Não só parece estranho como de fato é.
É consenso, porém, que a nova trincheira da guerra ao acesso à tratamentos com
cannabis é justamente a flor in natura de cannabis. Sua aplicação terapêutica é
reconhecida e de quebra o produto subverte toda a ótica da política criminal e da
ANVISA sobre o tema.
Claro que é terrível não termos regulamentação mais aprofundada sobre a cannabis,
mas como já dito o saldo da cannabis medicinal no Brasil é positivo. Explico.
Desde que a possibilidade de importação de flores de cannabis foi reconhecida pela
ANVISA, abriu-se a brecha para (por que não?) as Associações passarem também a
fornecer o mesmo tipo de produto. Com indicação médica, é claro.
Ora, se há indicação médica, não existe qualquer diferença na forma de
apresentação do produto; em óleo, in natura para vaporização, impregnado em
chicletes ou outros alimentos. Inclusive a ampliação de possibilidades terapêuticas é
absolutamente vantajosa.
E é aqui que o Brasil sai na frente: em razão da legislação internacional insossa,
praticamente só estão disponíveis no mercado produtos com predominância de
CBD.
As Associações, porém, por justamente escaparem dessa salada de fruta, oferecem
produtos com predominância de THC. Algo absolutamente inovador no mercado
regular, inclusive internacional.
Por isso tudo que apesar dos pesares o saldo por aqui é absolutamente positivo.

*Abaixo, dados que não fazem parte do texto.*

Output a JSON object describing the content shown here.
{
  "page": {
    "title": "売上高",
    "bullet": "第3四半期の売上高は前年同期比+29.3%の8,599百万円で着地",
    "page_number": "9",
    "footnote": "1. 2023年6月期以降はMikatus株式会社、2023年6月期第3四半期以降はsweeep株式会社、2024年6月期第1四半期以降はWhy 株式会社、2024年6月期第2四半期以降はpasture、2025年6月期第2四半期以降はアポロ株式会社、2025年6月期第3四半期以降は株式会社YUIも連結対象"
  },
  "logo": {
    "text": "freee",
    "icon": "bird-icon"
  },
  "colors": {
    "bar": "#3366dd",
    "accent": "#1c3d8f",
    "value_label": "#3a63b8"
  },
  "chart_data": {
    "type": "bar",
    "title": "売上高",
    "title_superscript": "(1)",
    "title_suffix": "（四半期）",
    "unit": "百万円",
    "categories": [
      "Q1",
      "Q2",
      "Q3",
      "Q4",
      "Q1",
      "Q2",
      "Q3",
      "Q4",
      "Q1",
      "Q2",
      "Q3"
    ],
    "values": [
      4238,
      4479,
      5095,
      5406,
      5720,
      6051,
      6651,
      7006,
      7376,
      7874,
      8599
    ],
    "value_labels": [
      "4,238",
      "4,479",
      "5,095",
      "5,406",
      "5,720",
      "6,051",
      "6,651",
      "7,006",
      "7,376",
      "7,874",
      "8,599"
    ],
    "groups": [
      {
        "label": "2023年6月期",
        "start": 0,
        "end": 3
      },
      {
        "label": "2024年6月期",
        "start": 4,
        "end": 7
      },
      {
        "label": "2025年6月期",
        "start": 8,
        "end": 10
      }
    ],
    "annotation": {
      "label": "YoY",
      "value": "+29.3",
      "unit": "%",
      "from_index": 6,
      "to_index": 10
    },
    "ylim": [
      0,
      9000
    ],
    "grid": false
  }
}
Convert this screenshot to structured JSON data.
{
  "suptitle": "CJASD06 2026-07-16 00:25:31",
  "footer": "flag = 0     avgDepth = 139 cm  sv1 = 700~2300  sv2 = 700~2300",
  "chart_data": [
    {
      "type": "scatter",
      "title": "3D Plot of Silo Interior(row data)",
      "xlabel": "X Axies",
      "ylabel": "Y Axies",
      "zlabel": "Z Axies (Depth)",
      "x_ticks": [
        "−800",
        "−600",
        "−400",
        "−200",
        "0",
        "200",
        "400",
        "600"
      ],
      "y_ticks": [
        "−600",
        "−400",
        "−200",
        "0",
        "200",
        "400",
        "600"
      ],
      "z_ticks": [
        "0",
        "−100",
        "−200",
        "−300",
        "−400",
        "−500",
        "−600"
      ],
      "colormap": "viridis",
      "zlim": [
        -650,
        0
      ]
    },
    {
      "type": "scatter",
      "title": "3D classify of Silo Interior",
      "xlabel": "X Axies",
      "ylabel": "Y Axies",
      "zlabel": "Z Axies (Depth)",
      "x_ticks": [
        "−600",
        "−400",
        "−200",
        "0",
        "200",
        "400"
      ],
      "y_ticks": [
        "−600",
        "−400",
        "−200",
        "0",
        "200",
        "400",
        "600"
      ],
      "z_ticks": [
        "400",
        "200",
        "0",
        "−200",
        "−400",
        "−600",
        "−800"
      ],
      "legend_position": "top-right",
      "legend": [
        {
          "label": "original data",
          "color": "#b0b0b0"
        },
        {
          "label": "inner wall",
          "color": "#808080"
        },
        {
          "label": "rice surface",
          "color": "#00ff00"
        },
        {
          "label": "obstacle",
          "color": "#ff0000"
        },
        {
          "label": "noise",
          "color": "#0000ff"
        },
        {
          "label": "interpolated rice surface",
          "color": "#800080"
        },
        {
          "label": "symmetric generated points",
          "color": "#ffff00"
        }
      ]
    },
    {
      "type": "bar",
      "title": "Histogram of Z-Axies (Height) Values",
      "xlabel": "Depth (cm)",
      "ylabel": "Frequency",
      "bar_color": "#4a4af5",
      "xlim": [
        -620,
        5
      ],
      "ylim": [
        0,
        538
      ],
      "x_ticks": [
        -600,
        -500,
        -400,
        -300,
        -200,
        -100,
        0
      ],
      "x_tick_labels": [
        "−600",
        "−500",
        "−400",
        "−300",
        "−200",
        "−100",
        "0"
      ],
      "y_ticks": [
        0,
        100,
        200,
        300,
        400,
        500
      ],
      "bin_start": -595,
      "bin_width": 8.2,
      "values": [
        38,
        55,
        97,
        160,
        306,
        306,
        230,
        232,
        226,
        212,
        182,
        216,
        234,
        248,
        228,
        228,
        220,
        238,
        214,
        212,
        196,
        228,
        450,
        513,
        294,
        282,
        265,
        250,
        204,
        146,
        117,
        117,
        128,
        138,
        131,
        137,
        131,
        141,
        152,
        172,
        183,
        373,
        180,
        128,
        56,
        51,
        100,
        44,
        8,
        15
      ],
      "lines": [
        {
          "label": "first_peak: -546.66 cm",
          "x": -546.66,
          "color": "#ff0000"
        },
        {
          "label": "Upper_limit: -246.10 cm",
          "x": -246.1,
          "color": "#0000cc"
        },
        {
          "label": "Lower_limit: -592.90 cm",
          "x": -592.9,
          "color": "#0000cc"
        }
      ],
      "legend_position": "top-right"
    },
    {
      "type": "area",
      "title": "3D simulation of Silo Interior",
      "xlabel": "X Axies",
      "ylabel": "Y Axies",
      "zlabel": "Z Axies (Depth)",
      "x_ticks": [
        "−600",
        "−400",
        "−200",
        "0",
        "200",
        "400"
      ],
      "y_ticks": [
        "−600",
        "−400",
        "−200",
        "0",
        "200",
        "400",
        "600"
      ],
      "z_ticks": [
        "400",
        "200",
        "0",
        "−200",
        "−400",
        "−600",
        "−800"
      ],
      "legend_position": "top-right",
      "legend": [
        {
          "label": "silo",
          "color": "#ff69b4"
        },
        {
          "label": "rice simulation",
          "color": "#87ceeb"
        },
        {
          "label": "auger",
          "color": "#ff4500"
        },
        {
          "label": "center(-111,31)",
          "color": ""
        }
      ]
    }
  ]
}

Novamente a realidade subjuga o direito, um quadro clássico. O debate ganha cada
dia mais corpo e o número de pacientes de cannabis medicinal cresce diariamente
no Brasil.
Felizmente a ANVISA teve a coragem de iniciar esta peleja e permitir que
regulamentações sobre a cannabis fossem introduzidas no arcabouço jurídico
brasileiro. Regulamentações tímidas, é evidente. Mas ao mesmo tempo grandiosas e
dentro das esquadras de legitimidade da Agência Nacional.
E a história da cannabis no Brasil segue sendo escrita ao vivo. Entre mães e pais
corajosos, cultivadores de apartamento e médicos processados criminalmente por
prescreverem tratamentos a base de cannabis.
Por fim, ouso deixar aqui uma provocação: maconha é maconha, seja medicinal ou
para qualquer outra finalidade. Qual será a próxima fronteira?